À tout juste 34 ans, la jeune soprano Sud-Africaine, née dans un township du Transvaal, sera à partir de ce soir la Violetta inédite de la Traviata qui marque la rentrée de l’opéra de Paris au palais Garnier. Consécration pour une jeune femme qui interprètera ce rôle très exigeant pour la première fois mais qu’elle aborde avec sérénité, soutenue par ses nombreux admirateurs et ses très nombreux followers sur les réseaux sociaux.
L’immense responsabilité de Violetta
C’est une véritable « standing-ovation » qui a salué la prestation de Pretty Yende (que Laure Mézan avait reçue le 28 mars) lundi lors de l’avant-première réservée aux jeunes de moins de 28 ans de cette Traviata, version Millenials, mise en scène par Simon Stone, aux côtés du ténor Benjamin Bernheim (Alfredo Germont) et du baryton Ludovic Tézier (Georgio Germont). Un accueil qui a « sidéré » (sic) la chanteuse: « Je planais… j’ai senti que j’étais désormais capable de chanter ». Il est vrai qu’affronter cet opéra de Giuseppe Verdi, l’un des plus joués au monde, et surtout ce rôle, sur lequel les sopranos sont souvent jugées est un challenge qui demande une certaine maturité et une belle dose de courage comme le confirme Pretty Yende : « Ça été très éprouvant pour les nerfs (…) c’est tellement connu et vocalement tellement exigeant. On m’a offert ce rôle à plusieurs reprises mais je n’étais pas prête… je n’avais pas assez d’expérience sur scène, et interpréter Violetta nécessite plus qu’un joli visage et une jolie voix ». Elle reconnaît également que l’approche décontractée du metteur en scène australien, l’un des plus demandés sur la scène européenne et qui fait également ses débuts à l’Opéra de Paris, l’a « libérée de l’immense responsabilité de Violetta », cette courtisane en vue du 19e siècle atteinte de tuberculose qui, éprise d’Alfredo, se sépare de lui à la demande du père de ce dernier avant que les deux amoureux ne soient réunis aux derniers moments de sa vie.

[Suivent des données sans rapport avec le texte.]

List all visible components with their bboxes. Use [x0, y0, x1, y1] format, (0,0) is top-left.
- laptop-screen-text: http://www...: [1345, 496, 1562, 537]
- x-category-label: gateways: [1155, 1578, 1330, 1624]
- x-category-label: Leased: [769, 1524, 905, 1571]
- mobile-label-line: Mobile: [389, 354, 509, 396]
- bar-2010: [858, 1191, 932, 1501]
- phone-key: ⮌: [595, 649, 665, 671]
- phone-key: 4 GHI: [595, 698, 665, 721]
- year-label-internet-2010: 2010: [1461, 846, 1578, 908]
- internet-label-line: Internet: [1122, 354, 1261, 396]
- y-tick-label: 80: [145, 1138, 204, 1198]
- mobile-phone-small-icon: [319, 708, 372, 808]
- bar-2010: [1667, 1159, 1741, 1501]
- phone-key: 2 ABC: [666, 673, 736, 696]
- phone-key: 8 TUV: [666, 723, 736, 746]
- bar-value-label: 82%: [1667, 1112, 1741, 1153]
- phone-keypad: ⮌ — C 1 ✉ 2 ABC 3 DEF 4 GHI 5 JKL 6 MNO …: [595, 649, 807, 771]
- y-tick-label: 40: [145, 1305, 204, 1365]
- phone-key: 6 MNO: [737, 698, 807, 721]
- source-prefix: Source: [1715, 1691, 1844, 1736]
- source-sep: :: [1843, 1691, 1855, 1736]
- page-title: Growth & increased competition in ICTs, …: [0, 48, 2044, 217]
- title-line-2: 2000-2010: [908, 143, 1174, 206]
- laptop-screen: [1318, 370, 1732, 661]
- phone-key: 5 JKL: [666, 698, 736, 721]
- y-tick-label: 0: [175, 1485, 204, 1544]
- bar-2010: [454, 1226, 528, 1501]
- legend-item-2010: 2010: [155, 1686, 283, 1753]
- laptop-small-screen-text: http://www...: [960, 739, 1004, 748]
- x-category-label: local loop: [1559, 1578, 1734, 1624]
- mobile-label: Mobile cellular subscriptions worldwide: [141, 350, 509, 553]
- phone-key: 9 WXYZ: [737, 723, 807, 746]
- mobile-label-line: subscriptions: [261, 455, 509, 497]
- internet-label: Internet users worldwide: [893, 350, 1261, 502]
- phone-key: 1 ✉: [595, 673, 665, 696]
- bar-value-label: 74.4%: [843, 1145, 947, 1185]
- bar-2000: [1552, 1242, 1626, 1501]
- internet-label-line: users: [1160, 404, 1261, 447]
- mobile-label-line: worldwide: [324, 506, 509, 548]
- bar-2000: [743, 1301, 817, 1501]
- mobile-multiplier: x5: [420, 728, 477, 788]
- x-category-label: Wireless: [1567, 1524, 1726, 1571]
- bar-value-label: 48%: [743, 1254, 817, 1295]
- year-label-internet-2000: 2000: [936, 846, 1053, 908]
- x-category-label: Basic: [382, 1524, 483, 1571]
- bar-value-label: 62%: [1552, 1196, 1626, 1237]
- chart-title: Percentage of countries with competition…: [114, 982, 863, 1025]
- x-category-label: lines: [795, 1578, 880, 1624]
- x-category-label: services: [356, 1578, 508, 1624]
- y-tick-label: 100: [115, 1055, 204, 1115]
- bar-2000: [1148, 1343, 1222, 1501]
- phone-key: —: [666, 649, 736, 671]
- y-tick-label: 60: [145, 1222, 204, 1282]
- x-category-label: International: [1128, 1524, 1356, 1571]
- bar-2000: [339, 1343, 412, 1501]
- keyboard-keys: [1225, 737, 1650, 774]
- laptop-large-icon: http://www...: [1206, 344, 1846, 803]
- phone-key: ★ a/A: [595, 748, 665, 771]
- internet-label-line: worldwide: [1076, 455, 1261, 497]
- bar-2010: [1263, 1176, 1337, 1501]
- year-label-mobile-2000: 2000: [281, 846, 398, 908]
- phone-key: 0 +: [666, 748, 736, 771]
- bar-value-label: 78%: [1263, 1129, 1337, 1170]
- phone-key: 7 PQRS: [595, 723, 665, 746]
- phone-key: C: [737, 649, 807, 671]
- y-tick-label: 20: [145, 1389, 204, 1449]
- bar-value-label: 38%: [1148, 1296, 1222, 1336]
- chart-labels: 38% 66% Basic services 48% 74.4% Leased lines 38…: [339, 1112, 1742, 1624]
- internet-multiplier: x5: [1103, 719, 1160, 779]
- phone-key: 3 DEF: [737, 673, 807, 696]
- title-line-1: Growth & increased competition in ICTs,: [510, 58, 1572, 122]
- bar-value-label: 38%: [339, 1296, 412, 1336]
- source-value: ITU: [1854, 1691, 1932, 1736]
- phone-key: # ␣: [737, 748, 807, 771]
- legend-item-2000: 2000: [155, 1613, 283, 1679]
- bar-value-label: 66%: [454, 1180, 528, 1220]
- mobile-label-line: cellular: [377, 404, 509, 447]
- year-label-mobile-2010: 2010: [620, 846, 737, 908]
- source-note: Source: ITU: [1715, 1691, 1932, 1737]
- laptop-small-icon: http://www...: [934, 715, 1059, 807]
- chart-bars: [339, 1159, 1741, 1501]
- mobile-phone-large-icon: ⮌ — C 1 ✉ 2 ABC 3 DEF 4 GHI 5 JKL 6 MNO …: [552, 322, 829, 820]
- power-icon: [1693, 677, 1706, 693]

Pretty Yende, connectée et lucide
30 000 abonnés à son compte Instagram, plus de 40 000 sur ses comptes Facebook, des milliers sur Twitter, plus de 1000 publications avec le hashtag #prettyYende. La chanteuse Sud-Africaine est l’une des artistes lyriques les plus suivies sur les réseaux sociaux qu’elle alimente elle-même et suit de très près pour communiquer avec ses fans, s’informer et même se perfectionner et s’imprégner d’un rôle, comme elle l’avoue : « J’ai regardé une centaine de Violetta sur YouTube, que ce soit une vidéo de 1909 ou une datant d’hier ». Mais derrière ce qui pourrait passer pour de l’insouciance ou un effet de mode, la jeune femme, qui a découvert l’opéra à 16 ans en entendant le fameux « Duo des fleurs » de Lakmé dans une publicité avant de connaître un parcours extraordinaire, ne veut pas qu’on ne voit d’elle que ces photos très glamour et son côté résolument positif. Elle ne cache pas ses angoisses et ses doutes: « J’essaie d’éviter d’entrer en concurrence avec la Pretty Yende parfaite sur Instagram. Je suis quelqu’un de positif mais je ne suis pas toujours forte, la plupart du temps, on n’est pas content de la manière dont on a chanté. On est déprimé, on pleure, on est seul. Je dois être honnête et dire que la carrière d’un chanteur lyrique de nos jours est l’un des choix les plus difficiles à faire en raison du nombre d’exigences extrêmes. On nous demande d’être plus forts en comparaison à nos idoles du passé qui se concentraient sur la voix. Ça peut être à la fois excitant et décourageant ».
À noter que les 18 et 26 septembre, 6, 9, 12 et 16 octobre, Pretty Yende sera supplée dans le rôle de Violetta par la soprano tchèque Zuzana Marková.
La Traviata au Palais Garnier (Opéra de Paris) du 12 septembre au 16 octobre. Séance du 24 septembre retransmise en direct au cinéma à 19h15 en France, Allemagne, Belgique, Autriche, Espagne, Irlande et Italie. Retransmission intégrale sur Radio Classique début 2020.